I’ll first put the question as it is on the assignment and then ask my question.
The following describes certain characteristics of a parabolic radio telescope that an astronomical observatory would like to build. It is presented in two positions: pointing upward and to the horizon. In this first position, the focus reaches a height of 18.4 m and the edge of the reflector is situated 14.5 m from the floor. In the second position, the bottom of the reflector is 2 m from the floor and the top is at 18 m. You should know that the efficiency of a radio telescope depends on the diameter of its reflector. The greater this diameter, the more the radio telescope is able to capture waves coming from remote regions of space. However, the capture quality also depends on the focal distance, which is the distance between the focus and the vertex. This distance must neither be too great nor too small relative to the diameter. In fact, what is important is the ratio of $\frac{focaldistance}{diameter}$, which ideally should be close to 0.5.
Then they go on asking,
a) Determine the value of this ratio for the radio telescope presented. b) To increase the value of the ratio without reducing the diameter of the reflector, what changes should be made to the shape of the parabola? State a conjecture justifying your point of view, using an example or reasoning.
So my question is:
How do I find the focal distance of the mentioned parabola? I tried to use the formulas in the book but I was not able to find it. I only found the diameter (18 m - 2 m = 16 m).

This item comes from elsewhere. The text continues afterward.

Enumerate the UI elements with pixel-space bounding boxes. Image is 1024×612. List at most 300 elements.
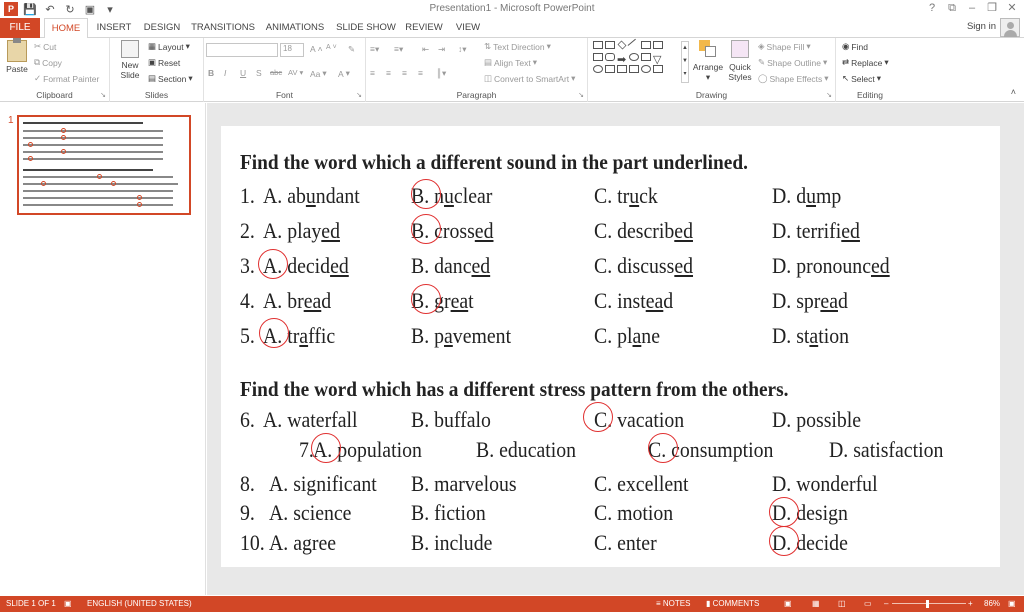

I have a feeling that the answer is right in front of me but I don’t see it.
You're right, from the second position information, we know that the diameter $d$ is
$ d = 18 - 2 = 16 m $
Now from the first position, and using the standard equation of a parabola,
$ y = \dfrac{ x^2 }{4 p } + b $
The focus of this parabola is at $(0, b + p ) $
Therefore,
$ 18.4 = p + b $
And from the edge information,
$ 14.5 = \dfrac{8^2}{4 p } + b $
Subtracting the two
$ 18.4 - 14.5 = 3.9 = p - \dfrac{16}{p} $
Hence,
$3.9 p = p^2 - 16 $
i.e.
$ p^2 - 3.9 p - 16 = 0 $
whose solutions are:
$ p = \dfrac{1}{2} ( 3.9 + \sqrt{ (3.9)^2 + 64 } ) = 6.4 m$
Hence, the required ratio is
$ \dfrac{p}{d} = \dfrac{6.4}{16} = 0.4 $
That was the solution of part(a).
For part (b), you want to keep the diameter $d$ unchanged, so you have to increase $p$. Ideally, we want $p$ to be equal to $8$.